A red tide can cause all kinds of problems. Neurotoxins in the microscopic organisms that cause red tides can contaminate oysters and other shellfish. Anyone who eats the shellfish can get sick, or even die. So it’s important to know when one of these harmful algal blooms is developing -- early detection can keep people from getting sick.
Marine scientists are developing ways to find the nasty little organisms, which are types of phytoplankton, before they become a major problem. Researchers in Massachusetts, for example, are using underwater “robots.” These systems have already detected high concentrations of the offending organisms earlier than more traditional methods, which analyze the shellfish. The shellfish tests that can take days.

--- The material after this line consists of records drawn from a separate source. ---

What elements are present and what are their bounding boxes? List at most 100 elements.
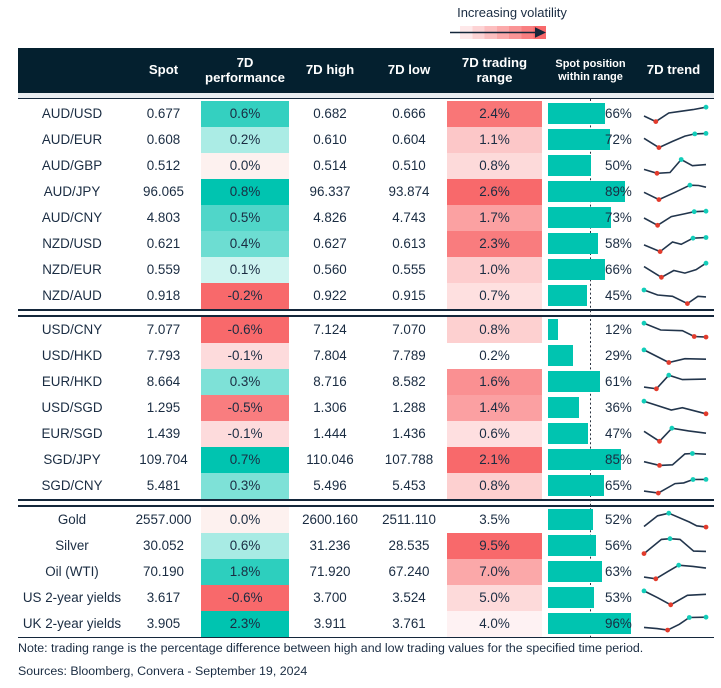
high-value: 0.610 (313, 131, 347, 147)
position-bar (548, 371, 601, 392)
trend-sparkline (643, 614, 709, 632)
position-percent-label: 29% (605, 347, 632, 363)
trend-high-dot (667, 535, 673, 541)
trend-sparkline (643, 208, 709, 228)
high-value: 2600.160 (302, 511, 358, 527)
trend-line (643, 288, 707, 305)
position-bar (548, 475, 604, 496)
low-value: 3.761 (392, 615, 426, 631)
trend-high-dot (641, 398, 647, 404)
trend-high-dot (641, 287, 647, 292)
high-value: 0.514 (313, 157, 347, 173)
position-percent-label: 58% (605, 235, 632, 251)
high-value: 4.826 (313, 209, 347, 225)
trend-sparkline (641, 535, 707, 556)
spot-value: 7.077 (146, 321, 181, 337)
position-percent-label: 12% (605, 321, 632, 337)
high-value: 96.337 (309, 183, 351, 199)
position-percent-label: 63% (605, 563, 632, 579)
trading-range-cell: 3.5% (447, 506, 542, 533)
trading-range-cell: 9.5% (447, 532, 542, 559)
trend-sparkline (643, 450, 707, 468)
trading-range-cell: 1.1% (447, 126, 542, 153)
trend-low-dot (657, 462, 662, 468)
trading-range-cell: 2.1% (447, 446, 542, 473)
trend-high-dot (692, 131, 698, 136)
performance-cell: 0.0% (201, 152, 289, 179)
asset-label: AUD/USD (41, 105, 103, 121)
asset-label: Silver (55, 537, 89, 553)
trend-line (643, 348, 707, 363)
spot-value: 7.793 (146, 347, 181, 363)
high-value: 3.911 (313, 615, 347, 631)
trading-range-cell: 2.6% (447, 178, 542, 205)
trend-low-dot (685, 300, 690, 306)
position-percent-label: 72% (605, 131, 632, 147)
performance-cell: 2.3% (201, 610, 289, 637)
low-value: 0.555 (392, 261, 426, 277)
performance-cell: 0.3% (201, 472, 289, 499)
position-percent-label: 45% (605, 287, 632, 303)
trend-high-dot (703, 614, 709, 620)
trend-sparkline (643, 182, 707, 202)
column-header-spot-position-within-range: Spot position within range (555, 58, 626, 83)
trend-high-dot (669, 425, 675, 431)
high-value: 3.700 (313, 589, 347, 605)
trend-high-dot (690, 476, 696, 482)
trend-line (643, 615, 707, 631)
position-percent-label: 85% (605, 451, 632, 467)
trend-line (643, 399, 707, 415)
trading-range-cell: 0.7% (447, 282, 542, 309)
asset-label: NZD/AUD (42, 287, 102, 303)
position-bar (548, 233, 598, 254)
asset-label: SGD/JPY (43, 451, 101, 467)
trend-sparkline (643, 104, 709, 124)
high-value: 7.124 (313, 321, 347, 337)
trend-line (643, 132, 707, 149)
position-percent-label: 65% (605, 477, 632, 493)
trend-low-dot (703, 334, 709, 339)
trend-high-dot (691, 208, 697, 214)
trend-sparkline (641, 320, 709, 339)
low-value: 0.613 (392, 235, 426, 251)
asset-label: EUR/SGD (41, 425, 103, 441)
trend-high-dot (703, 476, 709, 482)
trading-range-cell: 1.4% (447, 394, 542, 421)
trend-low-dot (641, 550, 647, 556)
position-bar (548, 103, 605, 124)
trend-high-dot (703, 234, 709, 240)
trend-line (643, 105, 707, 123)
trend-line (643, 209, 707, 226)
trend-high-dot (676, 562, 682, 568)
spot-value: 0.512 (146, 157, 181, 173)
trend-line (643, 452, 707, 466)
position-percent-label: 52% (605, 511, 632, 527)
column-header-spot: Spot (148, 62, 179, 78)
trend-line (643, 373, 707, 390)
trend-line (643, 478, 707, 494)
high-value: 71.920 (309, 563, 351, 579)
trend-low-dot (653, 118, 659, 124)
block-separator-rule (18, 315, 714, 317)
performance-cell: 0.6% (201, 532, 289, 559)
trend-line (643, 511, 707, 528)
trend-low-dot (657, 438, 662, 444)
spot-value: 1.439 (146, 425, 181, 441)
trend-low-dot (656, 144, 662, 150)
low-value: 1.288 (392, 399, 426, 415)
trend-line (643, 321, 707, 338)
trend-low-dot (703, 410, 709, 416)
spot-value: 0.621 (146, 235, 181, 251)
trend-low-dot (654, 385, 659, 391)
low-value: 7.789 (392, 347, 426, 363)
asset-label: EUR/HKD (41, 373, 103, 389)
trend-high-dot (641, 588, 647, 593)
asset-label: AUD/JPY (43, 183, 101, 199)
trend-low-dot (691, 333, 697, 339)
asset-label: AUD/EUR (41, 131, 103, 147)
trading-range-cell: 5.0% (447, 584, 542, 611)
performance-cell: -0.5% (201, 394, 289, 421)
low-value: 0.510 (392, 157, 426, 173)
trend-high-dot (666, 510, 672, 516)
trend-line (643, 236, 707, 253)
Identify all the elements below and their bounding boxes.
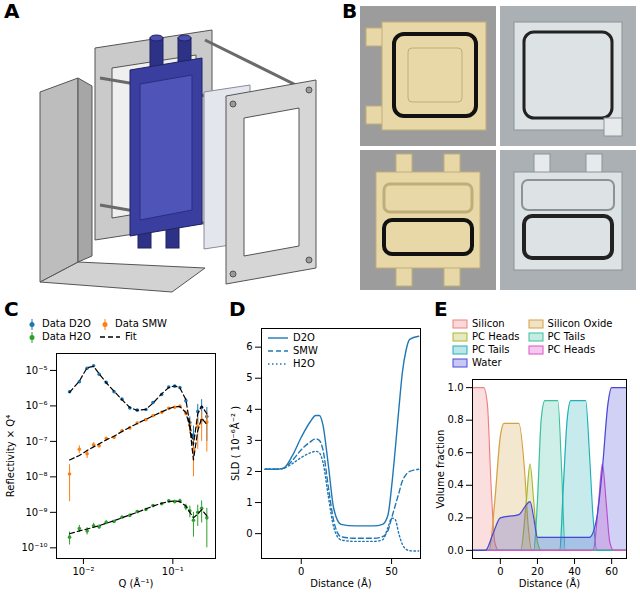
html-text:Data D2O: Data D2O: [42, 318, 91, 329]
svg-text:20: 20: [531, 566, 544, 577]
html-text:Water: Water: [472, 357, 502, 368]
html-text:PC Tails: PC Tails: [547, 331, 586, 342]
svg-text:0.0: 0.0: [448, 545, 464, 556]
svg-text:10⁻⁷: 10⁻⁷: [25, 436, 47, 447]
svg-text:10⁻¹⁰: 10⁻¹⁰: [21, 542, 47, 553]
html-text:A: A: [4, 0, 20, 23]
svg-text:10⁻¹: 10⁻¹: [162, 566, 184, 577]
html-text:H2O: H2O: [293, 358, 315, 369]
svg-text:0: 0: [497, 566, 503, 577]
html-text:Fit: Fit: [125, 331, 137, 342]
svg-text:0.4: 0.4: [448, 479, 464, 490]
svg-text:0.6: 0.6: [448, 447, 464, 458]
svg-text:Distance (Å): Distance (Å): [519, 577, 581, 589]
html-text:Silicon: Silicon: [472, 318, 505, 329]
svg-text:2: 2: [246, 466, 252, 477]
svg-text:0.2: 0.2: [448, 512, 464, 523]
svg-text:1: 1: [246, 497, 252, 508]
svg-text:10⁻⁶: 10⁻⁶: [25, 400, 47, 411]
svg-text:10⁻²: 10⁻²: [72, 566, 94, 577]
svg-text:3: 3: [246, 435, 252, 446]
html-text:C: C: [4, 297, 19, 321]
html-text:E: E: [434, 297, 448, 321]
html-text:PC Tails: PC Tails: [472, 344, 510, 355]
svg-text:Volume fraction: Volume fraction: [435, 430, 446, 509]
html-text:SMW: SMW: [293, 345, 318, 356]
svg-text:4: 4: [246, 404, 252, 415]
html-text:D2O: D2O: [293, 332, 315, 343]
html-text:Data SMW: Data SMW: [115, 318, 167, 329]
svg-text:0.8: 0.8: [448, 414, 464, 425]
html-text:B: B: [342, 0, 358, 23]
svg-text:10⁻⁵: 10⁻⁵: [25, 365, 47, 376]
html-text:PC Heads: PC Heads: [547, 344, 596, 355]
svg-text:50: 50: [385, 566, 398, 577]
svg-text:1.0: 1.0: [448, 382, 464, 393]
html-text:PC Heads: PC Heads: [472, 331, 520, 342]
svg-text:6: 6: [246, 341, 252, 352]
html-text:Data H2O: Data H2O: [42, 331, 91, 342]
svg-text:SLD ( 10⁻⁶Å⁻² ): SLD ( 10⁻⁶Å⁻² ): [229, 406, 241, 481]
svg-text:0: 0: [246, 528, 252, 539]
svg-text:10⁻⁸: 10⁻⁸: [25, 471, 47, 482]
svg-text:40: 40: [568, 566, 581, 577]
svg-text:10⁻⁹: 10⁻⁹: [25, 507, 47, 518]
html-text:Silicon Oxide: Silicon Oxide: [547, 318, 613, 329]
svg-text:Q (Å⁻¹): Q (Å⁻¹): [119, 577, 154, 589]
svg-text:5: 5: [246, 372, 252, 383]
svg-text:Reflectivity × Q⁴: Reflectivity × Q⁴: [5, 415, 16, 497]
svg-text:0: 0: [298, 566, 304, 577]
html-text:D: D: [229, 297, 246, 321]
svg-text:60: 60: [605, 566, 618, 577]
svg-text:Distance (Å): Distance (Å): [310, 577, 372, 589]
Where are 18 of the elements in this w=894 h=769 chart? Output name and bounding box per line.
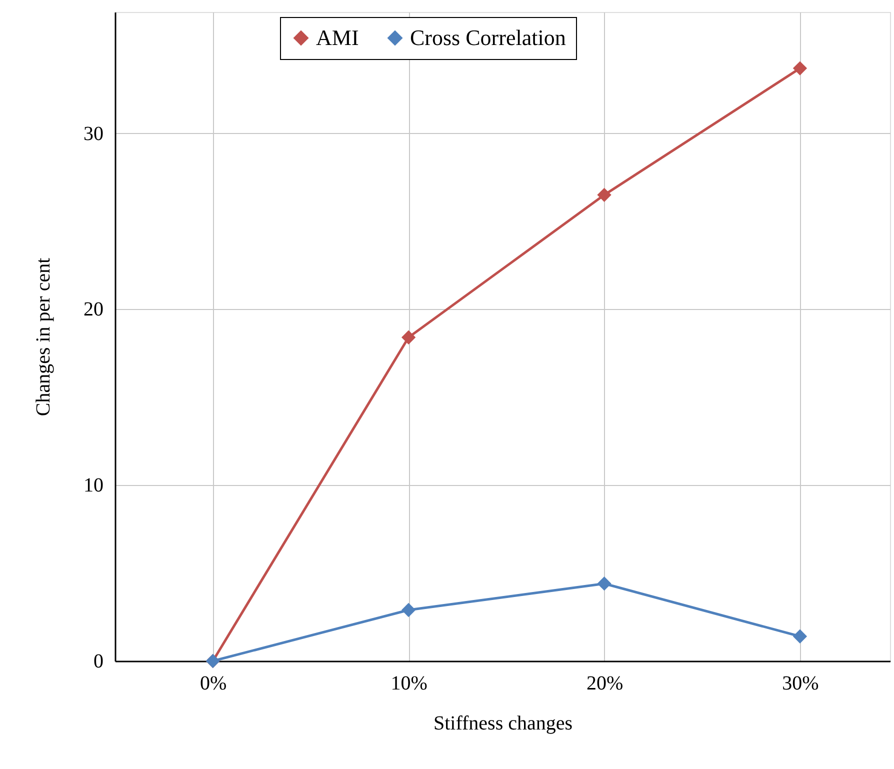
y-axis-title: Changes in per cent (32, 257, 54, 416)
y-tick-label: 0 (94, 650, 104, 672)
point (401, 602, 416, 618)
point (792, 61, 808, 76)
point (401, 330, 416, 344)
y-tick-label: 20 (84, 298, 104, 321)
point (597, 188, 612, 202)
y-tick-label: 30 (84, 122, 104, 145)
y-tick-label: 10 (84, 474, 104, 497)
x-tick-label: 0% (200, 672, 227, 694)
point (792, 629, 808, 644)
x-axis-title: Stiffness changes (433, 712, 573, 734)
legend-label: Cross Correlation (410, 25, 566, 50)
x-tick-label: 10% (390, 672, 428, 694)
x-tick-label: 20% (586, 672, 624, 694)
point (597, 576, 612, 591)
x-tick-label: 30% (782, 672, 819, 694)
legend-label: AMI (316, 25, 359, 50)
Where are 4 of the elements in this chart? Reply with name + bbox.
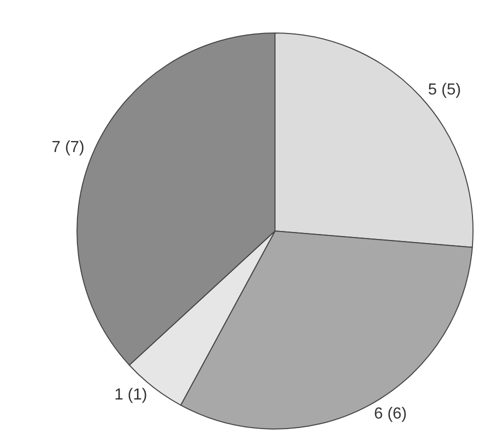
data-label: 7 (7) [52, 138, 85, 156]
data-label: 1 (1) [114, 386, 148, 404]
data-label: 5 (5) [428, 82, 461, 99]
data-label: 6 (6) [374, 405, 407, 422]
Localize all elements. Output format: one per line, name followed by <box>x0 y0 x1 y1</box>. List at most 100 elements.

The researchers are using two tools.One is a camera system that photographs the phytoplankton as they swim by -- up to 10 pictures a second. The images are transmitted to computers on land. The computers have been “trained” to identify the organisms responsible for red tides.
The second tool is a chemical laboratory that measures the amount of toxins in the water. Those readings are also transmitted to scientists on land.
In 2012, these systems helped identify toxic phytoplankton in local waters before officials were scheduled to begin testing the shellfish. And in 2015, they detected a type of phytoplankton that had never before caused problems in that area. That may have helped prevent a few tummy aches caused by nasty little “bugs” in the water.